Many people have shaped my life—my parents who brought me into the world; Miss Moran, my fifth grade teacher, who pushed me to be a better student; my late mentor Bill McCarthy who helped guide my career early in my professional life. But perhaps the most meaningful people in my life are my husband, whom I have been with for nearly 30 years, and my son, who gives me more joy (and a fair amount of frustration) than I could have ever imagined. For them, I owe thanks in large part to a valiant handful of New Yorkers whom I've never met. Their act of defiance ultimately enabled me to live, love and be who I am.

It was early in the morning on Saturday, June 28, 1969, when the police raided the Stonewall Inn on Christopher Street, one of the few places at the time where LGBTQ people could gather openly. New Yorkers fought back. This altercation, known as the Stonewall Riots, led to angry protests that lasted for days and sparked the modern fight for LGBTQ rights around the world.

In 2016, President Obama designated Christopher Park, the small triangle of green that sits in front of the Stonewall Inn, as the first national monument dedicated to telling the story of this community’s struggle. The Stonewall National Monument serves as a reminder of the continuing fight for civil and human rights.
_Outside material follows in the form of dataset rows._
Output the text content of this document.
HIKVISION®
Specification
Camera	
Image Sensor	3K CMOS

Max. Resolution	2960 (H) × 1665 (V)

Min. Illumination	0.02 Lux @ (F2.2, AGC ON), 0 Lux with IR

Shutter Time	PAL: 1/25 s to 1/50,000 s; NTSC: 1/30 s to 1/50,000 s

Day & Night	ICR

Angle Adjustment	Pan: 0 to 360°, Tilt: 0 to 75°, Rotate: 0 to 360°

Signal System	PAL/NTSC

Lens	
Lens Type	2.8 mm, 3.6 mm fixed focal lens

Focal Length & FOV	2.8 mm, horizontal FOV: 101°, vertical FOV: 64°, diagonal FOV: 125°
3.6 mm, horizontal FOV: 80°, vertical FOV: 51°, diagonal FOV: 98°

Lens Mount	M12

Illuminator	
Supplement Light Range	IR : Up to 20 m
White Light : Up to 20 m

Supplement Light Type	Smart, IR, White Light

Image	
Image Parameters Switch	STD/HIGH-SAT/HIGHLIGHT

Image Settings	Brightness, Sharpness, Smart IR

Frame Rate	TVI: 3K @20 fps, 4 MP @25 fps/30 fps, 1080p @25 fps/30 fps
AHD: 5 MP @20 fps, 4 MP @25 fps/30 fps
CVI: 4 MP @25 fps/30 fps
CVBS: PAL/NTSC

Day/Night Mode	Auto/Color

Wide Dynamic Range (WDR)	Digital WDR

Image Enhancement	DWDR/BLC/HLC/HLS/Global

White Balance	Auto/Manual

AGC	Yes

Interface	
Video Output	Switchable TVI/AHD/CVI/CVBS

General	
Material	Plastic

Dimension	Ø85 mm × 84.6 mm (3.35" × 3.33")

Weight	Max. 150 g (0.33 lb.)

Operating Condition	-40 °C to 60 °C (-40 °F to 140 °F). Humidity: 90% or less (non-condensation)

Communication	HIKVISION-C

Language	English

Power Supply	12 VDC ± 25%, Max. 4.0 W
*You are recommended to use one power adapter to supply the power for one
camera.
This year marks the 50th anniversary of Stonewall. To recognize this pivotal moment in history, the LGBT Community Center of New York City (The Center) spearheaded the creation of Stonewall Forever, an interactive “living monument” to 50 years of Pride. Google provided support in the form of a $1.5 million grant from Google.org, and volunteers from Google Creative Lab helped bring the experience to life.

Stonewall Forever connects diverse voices from the Stonewall era to the millions of voices in today’s LGBTQ community. The monument is made up of countless colorful pieces that contain digitized historical artifacts, oral histories capturing the early days of the movement, interviews with new voices of LGBTQ equality, and photos and messages added by people around the world.

Anyone can visit Stonewall Forever on the web, and through an augmented reality app that allows you to experience the Stonewall National Monument in New York’s Christopher Park. Explore the past, present and future of Pride and then add your own piece to the ever-growing monument. You can dive deeper by watching a short documentary, directed by Ro Haber, featuring an inclusive array of activists, from across generations, each giving their own interpretation of the Stonewall legacy.

Beyond our support of Stonewall Forever, we’re launching Pride Forever, a campaign honoring the past, present, and future of the LGBTQ+ community. This theme is rooted in sharing the past 50 years of global LGBTQ+ history with our users. Today’s interactive Google Doodle celebrates 50 years of Pride by taking us through its evolution over the decades, with animated illustrations by Doodler Nate Swinehart.  

Google Arts & Culture is also preserving even more archives and stories from LGBTQ history, in partnership with The Center,GLBT Historical Society of San Francisco, the National Park Service’s Stonewall Monument, and Cyark. The collection includes never-before-seen photos and videos, 3D models of the Stonewall monuments, and a virtual walking tour of LGBTQ sites in the Village.

Here are a few other ways we’re helping people celebrate Pride.

  • Like past years, we’ll identify major Pride parade routes on Google Maps.
  • Later this month, check out Google Play for apps, movies, books, and audiobooks to help the LGBTQ+ community share stories and also learn more about the history of LGBTQ+ rights.
  • And through Google My Business, business owners can mark their businesses as “LGBTQ-friendly” and as a “Transgender Safe Space” on their Google listing to let customers know they’re always welcome. As of today, more than 190,000 businesses have enabled these attributes on their business listing.

Today, Stonewall lives on in images, histories and monuments—old and new. It also lives on in the LGBTQ community and its supporters. The past paves the way for the future, and Stonewall Forever reminds us that alone we’re strong, but together we’re unstoppable. Pride is forever.